Lukas Laier, einer der Herausgeber und Verfasser des Nachworts, stellt fest: „So ist Hermann Borchardts intellektueller Lebensweg, dessen scharfe Wendungen herausstechen, doch von erstaunlicher Geradlinigkeit. Unangepaßtheit zeichnete sowohl den Sozialisten wie den Konservativen Borchardt aus, ebenso Aufrichtigkeit, Redlichkeit und eine große Liebe zur Wahrheit.“

Die nun vorliegenden „Autobiografischen Schriften“ sind nicht nur lesenswert als Illustration eines exemplarischen Lebensweges im vergangenen Jahrhundert, sondern auch wegen der Schilderung der Verhältnisse in der Sowjetunion der mittleren 1930er Jahre. Die „Lagerbuch-Fragmente“ (über sein im KZ verbrachtes Jahr 1936/37) verstören durch ihre gelassene Unverblümtheit und gerade dadurch, dass dem Erzähler im Vergleich zu so vielen anderen fast nichts „Schlimmes“ zustößt – wir sind noch in der Zeit vor dem Massenmord. Aber die detailreiche Schilderung des so wahllosen wie zielstrebigen Quälens und Erniedrigens schlägt sich dem Leser doch nach und nach auf den Magen.

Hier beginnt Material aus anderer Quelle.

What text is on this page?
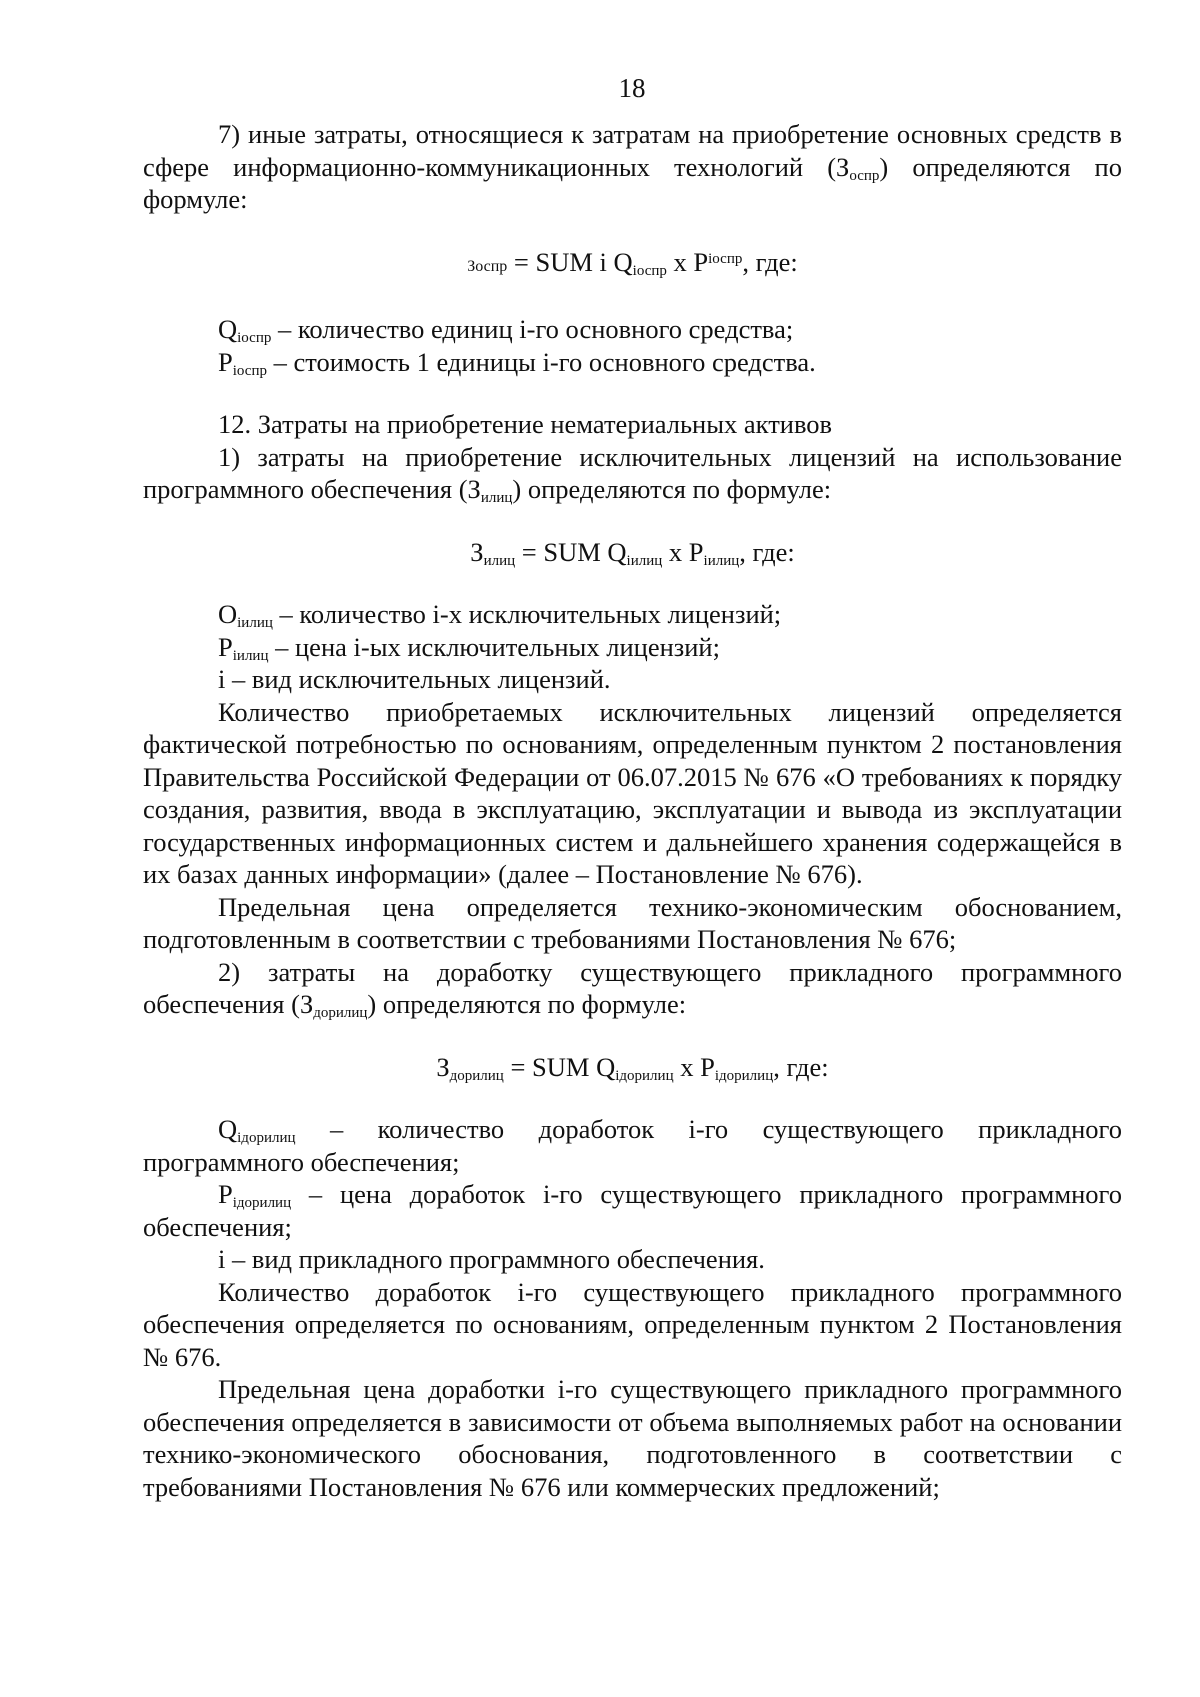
18

7) иные затраты, относящиеся к затратам на приобретение основных средств в сфере информационно-коммуникационных технологий $(З_{оспр})$ определяются по формуле:

Зоспр = SUM i $Q_{iоспр}$ x $P^{iоспр}$, где:

$Q_{iоспр}$ – количество единиц i-го основного средства;

$P_{iоспр}$ – стоимость 1 единицы i-го основного средства.

12. Затраты на приобретение нематериальных активов

1) затраты на приобретение исключительных лицензий на использование программного обеспечения $(З_{илиц})$ определяются по формуле:

$З_{илиц}$ = SUM $Q_{iилиц}$ x $P_{iилиц}$, где:

$O_{iилиц}$ – количество i-х исключительных лицензий;

$P_{iилиц}$ – цена i-ых исключительных лицензий;

i – вид исключительных лицензий.

Количество приобретаемых исключительных лицензий определяется фактической потребностью по основаниям, определенным пунктом 2 постановления Правительства Российской Федерации от 06.07.2015 № 676 «О требованиях к порядку создания, развития, ввода в эксплуатацию, эксплуатации и вывода из эксплуатации государственных информационных систем и дальнейшего хранения содержащейся в их базах данных информации» (далее – Постановление № 676).

Предельная цена определяется технико-экономическим обоснованием, подготовленным в соответствии с требованиями Постановления № 676;

2) затраты на доработку существующего прикладного программного обеспечения $(З_{дорилиц})$ определяются по формуле:

$З_{дорилиц}$ = SUM $Q_{iдорилиц}$ x $P_{iдорилиц}$, где:

$Q_{iдорилиц}$ – количество доработок i-го существующего прикладного программного обеспечения;

$P_{iдорилиц}$ – цена доработок i-го существующего прикладного программного обеспечения;

i – вид прикладного программного обеспечения.

Количество доработок i-го существующего прикладного программного обеспечения определяется по основаниям, определенным пунктом 2 Постановления № 676.

Предельная цена доработки i-го существующего прикладного программного обеспечения определяется в зависимости от объема выполняемых работ на основании технико-экономического обоснования, подготовленного в соответствии с требованиями Постановления № 676 или коммерческих предложений;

Hermann Borchardt, Werke, Band 1, Autobiographische Schriften. Hrsg. von Hermann Haarmann, Christoph Hesse und Lukas Laier. Wallstein Verlag, Göttingen 2021, 359 S.

Walter Klier

Walter Klier (* 5. Juli 1955 in Innsbruck) ist ein österreichischer Schriftsteller, Kritiker, Herausgeber, Autor von Berg- und Wanderführern und Maler. Klier war von 1980 bis 1984 Mitherausgeber der satirischen Zeitschrift „Luftballon“ und von 1989 bis 1997 Mitherausgeber der Kulturzeitschrift Gegenwart (Innsbruck). Unter dem Pseudonym Luciana Glaser publizierte er 1990 gemeinsam mit Stefanie Holzer die Erzählung „Winterende“. Publizistisch trat er auch als Literaturkritiker in der Feuilletonbeilage „extra“ der Wiener Zeitung und als Kolumnist der Tiroler Tageszeitung hervor. Zahlreiche Buchveröffentlichungen. Als Maler beschäftigt sich Klier vor allem mit der Berglandschaft, die er sich schon als Autor von Berg- und Wanderführern erschlossen hat.